WellitsNotideal · 18/05/2023 14:26

I tried this I had a personal budget as well as PIP and every carer / PA employed just wasn’t nice and I felt either humiliated or an inconvenience and I couldn’t face looking for another so we gave up on that. Then we tried the cleaner / help with laundry/ childcare route and that hasn’t worked as DP was part time but he was through bad luck ending up missing his days as I was unwell when he needed to work

I am genuinely trying not to be unkind OP and can only imagine what a time you have had but the only person you have anything positive to say about is your partner. I find it hard to believe that every member of your partners family plus every carer or PA you have employed has been a disappointment or worse. Do you think that you might yourself be not the easiest to deal with or to be supportive of? Apart from anything else, your reliance on your partner as this sort of 'saviour' puts a lot on him. Truthfully, if he was my son or brother, I would be sad for him.

ShimmeringShirts · 18/05/2023 14:33

There is a way to voice your disappointment at the circumstances - I don’t think anyone would be happy that a family member was struggling with their disability nor that it meant their child has to give up on their career. The way they’ve went about it is cold and callous though.

NoraBattysCurlers · 18/05/2023 14:33

ChristmasRoses · 18/05/2023 12:56

Wow! I'd be PROUD of my son!!

It is possible to be disappointed for him that he has had to take such a difficult decision, and proud of him making the difficult decision at the same time.

CantGetDecentNickname · 18/05/2023 14:34

WellitsNotideal · 18/05/2023 14:24

I just feel like they are all generous with their opinions but not generous with support or kindness

You need to say this to them.

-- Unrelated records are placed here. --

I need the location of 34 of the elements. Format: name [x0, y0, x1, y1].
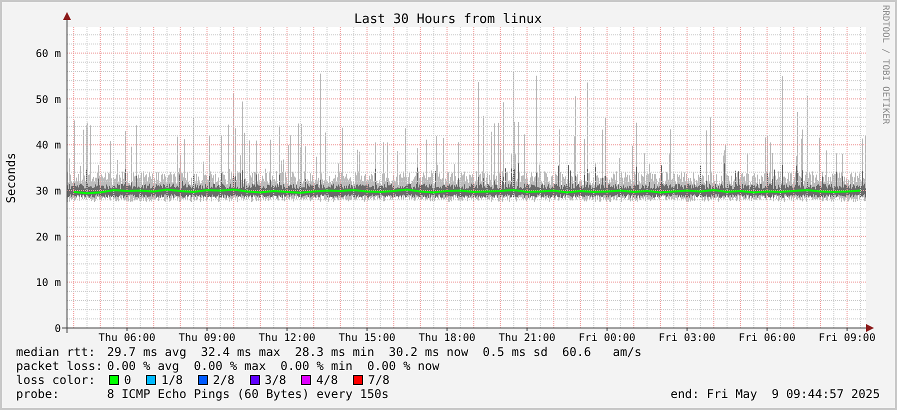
- legend-text: 7/8: [368, 373, 390, 387]
- axis-tick-label: Thu 12:00: [258, 332, 316, 344]
- legend-text: 2/8: [212, 373, 235, 387]
- legend-text: 4/8: [316, 373, 338, 387]
- legend-text: 0: [124, 373, 132, 387]
- axis-tick-label: Thu 15:00: [338, 332, 396, 344]
- legend-text: 29.7 ms avg 32.4 ms max 28.3 ms min 30.2 ms now 0.5 ms sd 60.6 am/s: [107, 345, 642, 359]
- axis-tick-label: 10 m: [36, 277, 61, 290]
- axis-tick-label: 0: [54, 323, 61, 335]
- axis-tick-label: Thu 09:00: [178, 332, 236, 344]
- legend-label: loss color:: [16, 373, 96, 387]
- chart-title: Last 30 Hours from linux: [354, 12, 542, 27]
- legend-label: packet loss:: [16, 359, 104, 373]
- legend-text: 8 ICMP Echo Pings (60 Bytes) every 150s: [107, 387, 389, 401]
- credit-text: RRDTOOL / TOBI OETIKER: [880, 5, 890, 124]
- axis-tick-label: Fri 03:00: [658, 332, 716, 344]
- axis-tick-label: Fri 00:00: [578, 332, 636, 344]
- legend-text: 0.00 % avg 0.00 % max 0.00 % min 0.00 % now: [107, 359, 440, 373]
- axis-tick-label: Fri 06:00: [738, 332, 796, 344]
- legend-text: 3/8: [264, 373, 286, 387]
- end-time: end: Fri May 9 09:44:57 2025: [670, 387, 880, 401]
- axis-tick-label: Thu 06:00: [98, 332, 156, 344]
- axis-tick-label: 60 m: [36, 48, 61, 60]
- axis-tick-label: Fri 09:00: [818, 332, 876, 344]
- axis-tick-label: Thu 21:00: [498, 332, 556, 344]
- axis-tick-label: 50 m: [36, 94, 61, 106]
- legend-text: 1/8: [161, 373, 183, 387]
- axis-tick-label: Thu 18:00: [418, 332, 476, 344]
- legend-label: probe:: [16, 387, 60, 401]
- axis-tick-label: 40 m: [36, 140, 61, 152]
- axis-title: Seconds: [4, 152, 18, 204]
- legend-label: median rtt:: [16, 345, 96, 359]
- axis-tick-label: 20 m: [36, 231, 61, 244]
- axis-tick-label: 30 m: [36, 186, 61, 198]
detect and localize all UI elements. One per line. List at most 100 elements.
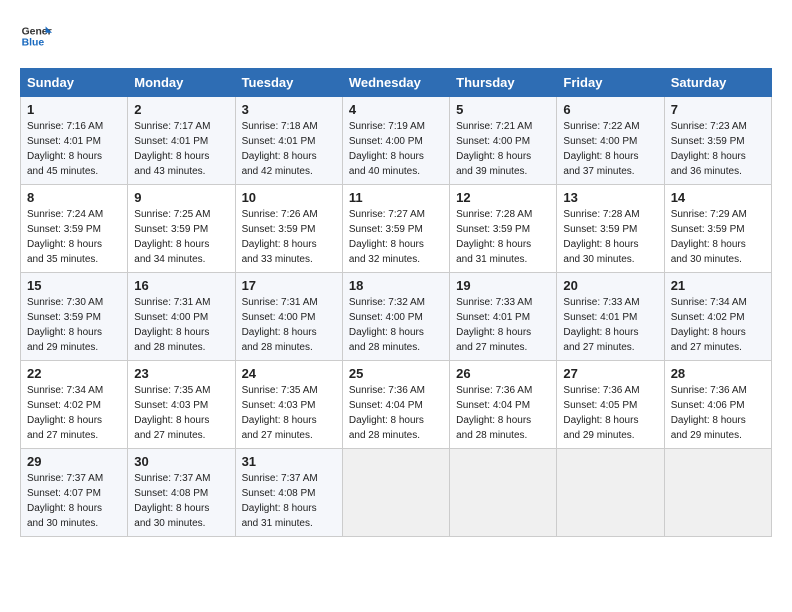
calendar-cell (342, 449, 449, 537)
week-row-3: 15 Sunrise: 7:30 AMSunset: 3:59 PMDayligh… (21, 273, 772, 361)
day-number: 4 (349, 102, 443, 117)
calendar-cell: 2 Sunrise: 7:17 AMSunset: 4:01 PMDaylight… (128, 97, 235, 185)
day-number: 15 (27, 278, 121, 293)
day-number: 8 (27, 190, 121, 205)
cell-info: Sunrise: 7:31 AMSunset: 4:00 PMDaylight:… (134, 295, 228, 355)
cell-info: Sunrise: 7:24 AMSunset: 3:59 PMDaylight:… (27, 207, 121, 267)
calendar-cell: 23 Sunrise: 7:35 AMSunset: 4:03 PMDayligh… (128, 361, 235, 449)
day-number: 18 (349, 278, 443, 293)
calendar-cell: 12 Sunrise: 7:28 AMSunset: 3:59 PMDayligh… (450, 185, 557, 273)
day-number: 22 (27, 366, 121, 381)
calendar-cell: 25 Sunrise: 7:36 AMSunset: 4:04 PMDayligh… (342, 361, 449, 449)
calendar-cell: 10 Sunrise: 7:26 AMSunset: 3:59 PMDayligh… (235, 185, 342, 273)
cell-info: Sunrise: 7:28 AMSunset: 3:59 PMDaylight:… (456, 207, 550, 267)
week-row-2: 8 Sunrise: 7:24 AMSunset: 3:59 PMDaylight… (21, 185, 772, 273)
calendar-cell: 26 Sunrise: 7:36 AMSunset: 4:04 PMDayligh… (450, 361, 557, 449)
day-number: 10 (242, 190, 336, 205)
day-number: 20 (563, 278, 657, 293)
calendar-cell: 6 Sunrise: 7:22 AMSunset: 4:00 PMDaylight… (557, 97, 664, 185)
cell-info: Sunrise: 7:35 AMSunset: 4:03 PMDaylight:… (134, 383, 228, 443)
day-number: 29 (27, 454, 121, 469)
calendar-cell: 13 Sunrise: 7:28 AMSunset: 3:59 PMDayligh… (557, 185, 664, 273)
cell-info: Sunrise: 7:32 AMSunset: 4:00 PMDaylight:… (349, 295, 443, 355)
cell-info: Sunrise: 7:36 AMSunset: 4:04 PMDaylight:… (456, 383, 550, 443)
cell-info: Sunrise: 7:34 AMSunset: 4:02 PMDaylight:… (671, 295, 765, 355)
weekday-header-sunday: Sunday (21, 69, 128, 97)
day-number: 6 (563, 102, 657, 117)
calendar-cell: 9 Sunrise: 7:25 AMSunset: 3:59 PMDaylight… (128, 185, 235, 273)
day-number: 3 (242, 102, 336, 117)
calendar-cell: 24 Sunrise: 7:35 AMSunset: 4:03 PMDayligh… (235, 361, 342, 449)
cell-info: Sunrise: 7:37 AMSunset: 4:08 PMDaylight:… (134, 471, 228, 531)
calendar-cell: 16 Sunrise: 7:31 AMSunset: 4:00 PMDayligh… (128, 273, 235, 361)
weekday-header-tuesday: Tuesday (235, 69, 342, 97)
day-number: 2 (134, 102, 228, 117)
day-number: 21 (671, 278, 765, 293)
calendar-cell: 15 Sunrise: 7:30 AMSunset: 3:59 PMDayligh… (21, 273, 128, 361)
cell-info: Sunrise: 7:25 AMSunset: 3:59 PMDaylight:… (134, 207, 228, 267)
day-number: 16 (134, 278, 228, 293)
calendar-body: 1 Sunrise: 7:16 AMSunset: 4:01 PMDaylight… (21, 97, 772, 537)
cell-info: Sunrise: 7:30 AMSunset: 3:59 PMDaylight:… (27, 295, 121, 355)
day-number: 7 (671, 102, 765, 117)
day-number: 13 (563, 190, 657, 205)
calendar-cell: 14Sunrise: 7:29 AMSunset: 3:59 PMDayligh… (664, 185, 771, 273)
day-number: 17 (242, 278, 336, 293)
cell-info: Sunrise: 7:34 AMSunset: 4:02 PMDaylight:… (27, 383, 121, 443)
day-number: 24 (242, 366, 336, 381)
calendar-cell: 21 Sunrise: 7:34 AMSunset: 4:02 PMDayligh… (664, 273, 771, 361)
calendar-cell: 7 Sunrise: 7:23 AMSunset: 3:59 PMDaylight… (664, 97, 771, 185)
weekday-header-friday: Friday (557, 69, 664, 97)
calendar-cell: 5Sunrise: 7:21 AMSunset: 4:00 PMDaylight… (450, 97, 557, 185)
calendar-cell: 29 Sunrise: 7:37 AMSunset: 4:07 PMDayligh… (21, 449, 128, 537)
day-number: 28 (671, 366, 765, 381)
cell-info: Sunrise: 7:19 AMSunset: 4:00 PMDaylight:… (349, 119, 443, 179)
calendar-cell: 27Sunrise: 7:36 AMSunset: 4:05 PMDayligh… (557, 361, 664, 449)
day-number: 12 (456, 190, 550, 205)
calendar-cell: 3Sunrise: 7:18 AMSunset: 4:01 PMDaylight… (235, 97, 342, 185)
weekday-header-wednesday: Wednesday (342, 69, 449, 97)
calendar-cell: 17 Sunrise: 7:31 AMSunset: 4:00 PMDayligh… (235, 273, 342, 361)
calendar-cell: 4 Sunrise: 7:19 AMSunset: 4:00 PMDaylight… (342, 97, 449, 185)
cell-info: Sunrise: 7:37 AMSunset: 4:08 PMDaylight:… (242, 471, 336, 531)
cell-info: Sunrise: 7:22 AMSunset: 4:00 PMDaylight:… (563, 119, 657, 179)
calendar-cell: 22 Sunrise: 7:34 AMSunset: 4:02 PMDayligh… (21, 361, 128, 449)
day-number: 31 (242, 454, 336, 469)
cell-info: Sunrise: 7:35 AMSunset: 4:03 PMDaylight:… (242, 383, 336, 443)
weekday-header-row: SundayMondayTuesdayWednesdayThursdayFrid… (21, 69, 772, 97)
cell-info: Sunrise: 7:36 AMSunset: 4:04 PMDaylight:… (349, 383, 443, 443)
calendar-cell: 20 Sunrise: 7:33 AMSunset: 4:01 PMDayligh… (557, 273, 664, 361)
cell-info: Sunrise: 7:21 AMSunset: 4:00 PMDaylight:… (456, 119, 550, 179)
cell-info: Sunrise: 7:36 AMSunset: 4:05 PMDaylight:… (563, 383, 657, 443)
calendar-cell: 19Sunrise: 7:33 AMSunset: 4:01 PMDayligh… (450, 273, 557, 361)
calendar-cell: 8 Sunrise: 7:24 AMSunset: 3:59 PMDaylight… (21, 185, 128, 273)
cell-info: Sunrise: 7:28 AMSunset: 3:59 PMDaylight:… (563, 207, 657, 267)
header: General Blue (20, 20, 772, 52)
weekday-header-saturday: Saturday (664, 69, 771, 97)
day-number: 1 (27, 102, 121, 117)
calendar-cell: 11Sunrise: 7:27 AMSunset: 3:59 PMDayligh… (342, 185, 449, 273)
cell-info: Sunrise: 7:31 AMSunset: 4:00 PMDaylight:… (242, 295, 336, 355)
cell-info: Sunrise: 7:16 AMSunset: 4:01 PMDaylight:… (27, 119, 121, 179)
day-number: 11 (349, 190, 443, 205)
day-number: 9 (134, 190, 228, 205)
cell-info: Sunrise: 7:26 AMSunset: 3:59 PMDaylight:… (242, 207, 336, 267)
cell-info: Sunrise: 7:17 AMSunset: 4:01 PMDaylight:… (134, 119, 228, 179)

I would be avoiding them as much as possible and not rushing to facilitate a relationship between them and with their DGC as they seem very toxic and might run you down to them.

As for the BIL/SIL thinking you are making a "lifestyle choice"! Words fail me here, but am sure with the passing of time that one day they will understand when something happens to them.

WellitsNotideal · 18/05/2023 14:38

theleafandnotthetree · 18/05/2023 14:32

I am genuinely trying not to be unkind OP and can only imagine what a time you have had but the only person you have anything positive to say about is your partner. I find it hard to believe that every member of your partners family plus every carer or PA you have employed has been a disappointment or worse. Do you think that you might yourself be not the easiest to deal with or to be supportive of? Apart from anything else, your reliance on your partner as this sort of 'saviour' puts a lot on him. Truthfully, if he was my son or brother, I would be sad for him.

I can see how it would look that way but it’s not me ! I think I’ve just been unlucky and encountered people who haven’t been as supportive as they could be. For balance my GP and consultants are supportive, DSD (adult) when she visits is always kind and supportive

OP posts:
theleafandnotthetree · 18/05/2023 14:40

WellitsNotideal · 18/05/2023 14:38

I can see how it would look that way but it’s not me ! I think I’ve just been unlucky and encountered people who haven’t been as supportive as they could be. For balance my GP and consultants are supportive, DSD (adult) when she visits is always kind and supportive

That's good to hear and sorry I got it wrong. And thank you for being gracious about it. Bad and good luck play a more outsized role in life than we give them credit for.